EU-Richtlinie gefährdet Mittelstand

Die Unternehmensinvestitionen in Deutschland haben sich in der Vergangenheit häufig als der zentrale Schwachpunkt der deutschen Wirtschaft erwiesen. Das Kieler Institut für Wirtschaftsforschung schätzt für 2019 nur ein moderates Wachstum der privaten Investitionen von 1,5 %, für das kommende Jahr schwächt sich die Dynamik sogar ab – auf kalenderbereinigt 1,3 %. „In dieser Situation, wenn Investitionsimpulse von der Wirtschaftspolitik gefordert sind, gefährdet eine neue EU-Richtlinie die Investitionen des Mittelstandes“, kritisiert BDL-Hauptgeschäftsführer Horst Fittler.

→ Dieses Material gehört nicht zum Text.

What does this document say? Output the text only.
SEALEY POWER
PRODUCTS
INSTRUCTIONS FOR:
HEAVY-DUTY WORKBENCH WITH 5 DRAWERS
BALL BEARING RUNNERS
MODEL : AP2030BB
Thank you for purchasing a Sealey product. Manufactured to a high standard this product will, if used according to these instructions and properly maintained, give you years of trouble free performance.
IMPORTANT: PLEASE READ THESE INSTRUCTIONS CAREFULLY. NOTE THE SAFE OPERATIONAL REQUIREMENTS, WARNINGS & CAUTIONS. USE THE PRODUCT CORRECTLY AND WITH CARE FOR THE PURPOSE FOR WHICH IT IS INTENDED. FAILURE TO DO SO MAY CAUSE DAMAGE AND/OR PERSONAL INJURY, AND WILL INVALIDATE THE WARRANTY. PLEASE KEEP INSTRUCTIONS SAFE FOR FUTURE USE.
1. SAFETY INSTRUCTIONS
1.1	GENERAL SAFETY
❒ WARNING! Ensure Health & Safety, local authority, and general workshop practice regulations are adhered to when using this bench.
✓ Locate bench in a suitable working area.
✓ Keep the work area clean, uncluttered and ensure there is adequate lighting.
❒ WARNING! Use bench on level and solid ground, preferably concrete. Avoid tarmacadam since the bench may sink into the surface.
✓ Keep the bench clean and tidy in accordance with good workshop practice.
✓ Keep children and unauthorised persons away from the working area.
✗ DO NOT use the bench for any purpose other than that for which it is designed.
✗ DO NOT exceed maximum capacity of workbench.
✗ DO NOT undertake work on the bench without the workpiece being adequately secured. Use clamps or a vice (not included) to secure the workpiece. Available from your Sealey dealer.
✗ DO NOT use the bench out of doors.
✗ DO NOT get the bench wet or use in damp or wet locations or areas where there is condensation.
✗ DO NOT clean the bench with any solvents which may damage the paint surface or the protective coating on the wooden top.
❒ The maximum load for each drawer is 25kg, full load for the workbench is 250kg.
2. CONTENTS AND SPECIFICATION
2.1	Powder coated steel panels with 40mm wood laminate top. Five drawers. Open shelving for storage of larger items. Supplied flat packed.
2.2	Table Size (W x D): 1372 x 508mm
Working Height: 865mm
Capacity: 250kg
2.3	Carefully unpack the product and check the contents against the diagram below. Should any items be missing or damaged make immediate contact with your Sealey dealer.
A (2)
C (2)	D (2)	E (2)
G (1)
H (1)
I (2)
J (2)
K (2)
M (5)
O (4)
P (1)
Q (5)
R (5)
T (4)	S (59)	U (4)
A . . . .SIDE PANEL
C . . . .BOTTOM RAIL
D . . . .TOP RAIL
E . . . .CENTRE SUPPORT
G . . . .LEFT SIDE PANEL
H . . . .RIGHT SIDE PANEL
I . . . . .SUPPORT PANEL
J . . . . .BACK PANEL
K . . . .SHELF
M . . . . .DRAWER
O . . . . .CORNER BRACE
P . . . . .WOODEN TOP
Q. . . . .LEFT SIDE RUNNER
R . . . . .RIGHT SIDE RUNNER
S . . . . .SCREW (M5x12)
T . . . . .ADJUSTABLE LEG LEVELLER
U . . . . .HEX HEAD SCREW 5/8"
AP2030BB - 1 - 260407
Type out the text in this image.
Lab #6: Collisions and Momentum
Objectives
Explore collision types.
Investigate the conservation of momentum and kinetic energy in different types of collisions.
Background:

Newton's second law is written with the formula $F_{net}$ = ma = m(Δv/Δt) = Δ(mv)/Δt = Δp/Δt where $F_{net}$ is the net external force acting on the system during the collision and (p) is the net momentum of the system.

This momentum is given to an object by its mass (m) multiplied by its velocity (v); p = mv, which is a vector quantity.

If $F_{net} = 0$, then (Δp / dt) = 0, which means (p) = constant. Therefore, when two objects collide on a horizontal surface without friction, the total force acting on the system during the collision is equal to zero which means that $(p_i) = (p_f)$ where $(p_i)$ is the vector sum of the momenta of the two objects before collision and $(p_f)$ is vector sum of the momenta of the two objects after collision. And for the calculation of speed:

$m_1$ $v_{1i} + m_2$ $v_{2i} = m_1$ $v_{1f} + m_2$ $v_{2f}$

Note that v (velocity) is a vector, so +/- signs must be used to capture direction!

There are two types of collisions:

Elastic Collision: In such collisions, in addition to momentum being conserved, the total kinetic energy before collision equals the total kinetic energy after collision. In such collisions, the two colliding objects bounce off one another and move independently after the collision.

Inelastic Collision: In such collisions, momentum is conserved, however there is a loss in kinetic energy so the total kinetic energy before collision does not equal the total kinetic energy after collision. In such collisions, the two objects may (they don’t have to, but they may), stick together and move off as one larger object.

Mit dieser Aussage nimmt er Bezug auf die EU-Richtlinie über präventive Restrukturierungsrahmen, die zweite Chance und Maßnahmen zur Steigerung der Effizienz von Restrukturierungs-, Insolvenz- und Entschuldungsverfahren. Diese soll insbesondere den Rahmen für ein gesetzliches Sanierungsverfahren regeln, um eine frühe Restrukturierung betroffener Unternehmen in die Wege leiten und eine spätere Insolvenz vermeiden zu können. Die Richtlinie, sicher mit besten Absichten entwickelt, ist ein Beispiel für ‚gut gedacht, aber schlecht gemacht‘, ärgert sich Fittler. Unterstützt werden sollen vor allem kleine und mittlere Unternehmen, „aber genau diese KMU werden die negativen Auswirkungen der Richtlinie zu spüren bekommen. Denn die Richtlinie greift direkt in das Leasing-Geschäftsmodell ein.“

Zu den Besonderheiten des Leasing-Geschäftsmodells gehört, dass die Leasing-Unternehmen Eigentümer des verleasten Wirtschaftsguts bleiben. Die Sicherheit, die das Eigentum am Leasing-Objekt bewirkt, ermöglicht es den Leasing-Gesellschaften, auch Investitionen kleinerer Mittelständler oder Existenzgründer mit schwächeren Bonitäten zu realisieren. Nach deutscher Insolvenzordnung haben Leasing-Gesellschaften durch den gesetzlich verankerten Aussonderungsanspruch einen Zugriff auf ihr Objekt. Wird über das Vermögen eines Kunden Insolvenzantrag gestellt, ist die Kündigung des Leasing-Vertrags aufgrund von Zahlungsrückständen aus der Zeit vor dem Eröffnungsantrag oder wegen einer Verschlechterung der Vermögensverhältnisse nicht mehr möglich (Kündigungssperre). Mit dem Insolvenzverwalter wird abgestimmt, ob der Leasing-Vertrag fortgeführt bzw. das Objekt weiter unter Zahlung der vereinbarten Leasing-Rate genutzt wird oder ob die Leasing-Gesellschaft das Objekt wieder in Besitz nimmt.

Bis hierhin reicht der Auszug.